Por Thiago Mathias Genro Schneider e Pedro Henrique Koeche Cunha
Circula um vídeo em que a ex-presidenta Dilma Rousseff, em seu discurso na Câmara Federal no dia da votação do impeachment, analisa as razões pelas quais estava sendo enxotada do poder e projeta o que aconteceria nos anos seguintes. Pimba! Com altíssimo nível de acerto em suas projeções, somos os telespectadores da decadência avassaladora do Estado brasileiro em todas as suas dimensões: social, política, econômica e cultural.
A relação capital-trabalho tem um capítulo de destaque neste cenário. A “reforma” trabalhista, como segundo ato do aniquilamento das garantias sociais mínimas – o primeiro ato foi a implementação do teto de gastos – foi a condutora de um processo de submissão da classe trabalhadora ao poder do capital que, aliada ao derretimento da economia no país, está gerando desemprego, diminuição de renda e uma informalidade do mercado de trabalho nunca vista antes. São os desprotegidos de garantias mínimas, que os entusiastas da reforma e parte importante da mídia preferiram chamar de empreendedores.
No início de setembro, a Gerdau, gigante mundial da produção de aço e derivados, que dispensa maiores apresentações, decidiu que seus trabalhadores e trabalhadoras da produção da unidade de Charqueadas deveriam ter alterado seu regime de trabalho com a implementação de turnos fixos, ao contrário dos turnos ininterruptos de revezamento, que vinham sendo realizados desde 1974, ou seja, há quase 40 anos! Esta alteração resulta na diminuição imediata da remuneração de 30%, em média, de seus empregados, além de provocar profundas mudanças de ordem pessoal e familiar, na medida em que alguns trabalhadores, por exemplo, executarão sua jornada sempre à noite, o que, sabemos, incide diretamente e negativamente em nosso organismo e afeta a convivência familiar.
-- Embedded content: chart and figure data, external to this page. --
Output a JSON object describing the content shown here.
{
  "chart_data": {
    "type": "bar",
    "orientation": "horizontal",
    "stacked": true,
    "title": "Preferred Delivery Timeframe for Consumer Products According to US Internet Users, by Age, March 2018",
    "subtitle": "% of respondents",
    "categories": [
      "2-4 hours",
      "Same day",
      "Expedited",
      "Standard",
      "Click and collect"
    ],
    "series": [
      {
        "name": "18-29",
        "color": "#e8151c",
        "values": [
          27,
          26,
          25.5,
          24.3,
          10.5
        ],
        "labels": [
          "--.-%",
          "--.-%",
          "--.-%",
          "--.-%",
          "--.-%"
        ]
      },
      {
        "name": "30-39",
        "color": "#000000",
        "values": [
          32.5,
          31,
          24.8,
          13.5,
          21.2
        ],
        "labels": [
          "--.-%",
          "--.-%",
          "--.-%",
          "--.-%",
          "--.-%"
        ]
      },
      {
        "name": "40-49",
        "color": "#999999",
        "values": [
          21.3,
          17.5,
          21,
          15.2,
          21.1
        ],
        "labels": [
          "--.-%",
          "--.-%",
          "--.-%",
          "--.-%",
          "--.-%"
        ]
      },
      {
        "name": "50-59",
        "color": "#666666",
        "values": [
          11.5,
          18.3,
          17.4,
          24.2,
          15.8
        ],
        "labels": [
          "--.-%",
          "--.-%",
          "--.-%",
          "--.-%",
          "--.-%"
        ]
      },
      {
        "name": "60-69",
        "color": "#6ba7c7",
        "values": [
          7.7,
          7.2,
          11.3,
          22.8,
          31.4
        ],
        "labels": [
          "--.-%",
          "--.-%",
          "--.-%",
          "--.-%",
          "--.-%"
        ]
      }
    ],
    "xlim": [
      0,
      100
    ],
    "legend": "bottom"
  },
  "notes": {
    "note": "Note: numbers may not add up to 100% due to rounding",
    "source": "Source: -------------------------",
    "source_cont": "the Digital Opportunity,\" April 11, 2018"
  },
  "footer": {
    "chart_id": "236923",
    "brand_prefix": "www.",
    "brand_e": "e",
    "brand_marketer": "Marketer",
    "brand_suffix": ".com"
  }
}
Paralelamente a isto, a empresa noticia lucros recordes que foram de R$ 2,5 bilhões no 1° trimestre e de R$ 3,4 bilhões no 2° trimestre, deixando que os números falem por si a respeito das razões pelas quais as condições de trabalho e de vida de seus “colaboradores” pioram enquanto apresenta saúde financeira invejável. Os verdadeiros produtores desta riqueza estão recebendo seu prêmio de consolação: salário rebaixado, mas emprego mantido!
Este é apenas um exemplo que ilustra a necessidade da forte regulação estatal necessária para que estas distorções não sejam cada vez mais frequentes e radicalizadas, sob pena de estarmos diante de uma neoescravidão, onde o chicote foi abolido, mas o trabalho continuará cada vez mais difícil, penoso e miserável. Convém lembrar, numa dessas ironias da vida, que o empresário Jorge Gerdau foi coordenador da Câmara de Gestão e Planejamento do governo de Dilma Rousseff, o que serve de alerta – uma vez mais – para a problemática política de conciliação entre trabalho e capital, cuja aspiração maior está invariavelmente centrada no lucro.
Resta aos trabalhadores da Gerdau, que não podem contar com o socorro de um presidente minimamente decente e cujo Ministro da Economia atende exclusivamente aos interesses do grande capital, buscar que as medidas ilegais da empresa sejam impedidas pela Justiça do Trabalho – esta sólida e necessária instituição brasileira que os donos do poder ainda não conseguiram extinguir. Que a Justiça esteja à altura do seu papel de bem regular o constante conflito entre o capital e o trabalho, preservando a remuneração dos trabalhadores frente à insaciável ganância do grande capital, que novamente busca aumentar o lucro de poucos acionistas milionários em detrimento da remuneração de centenas de trabalhadores que sustentam suas famílias.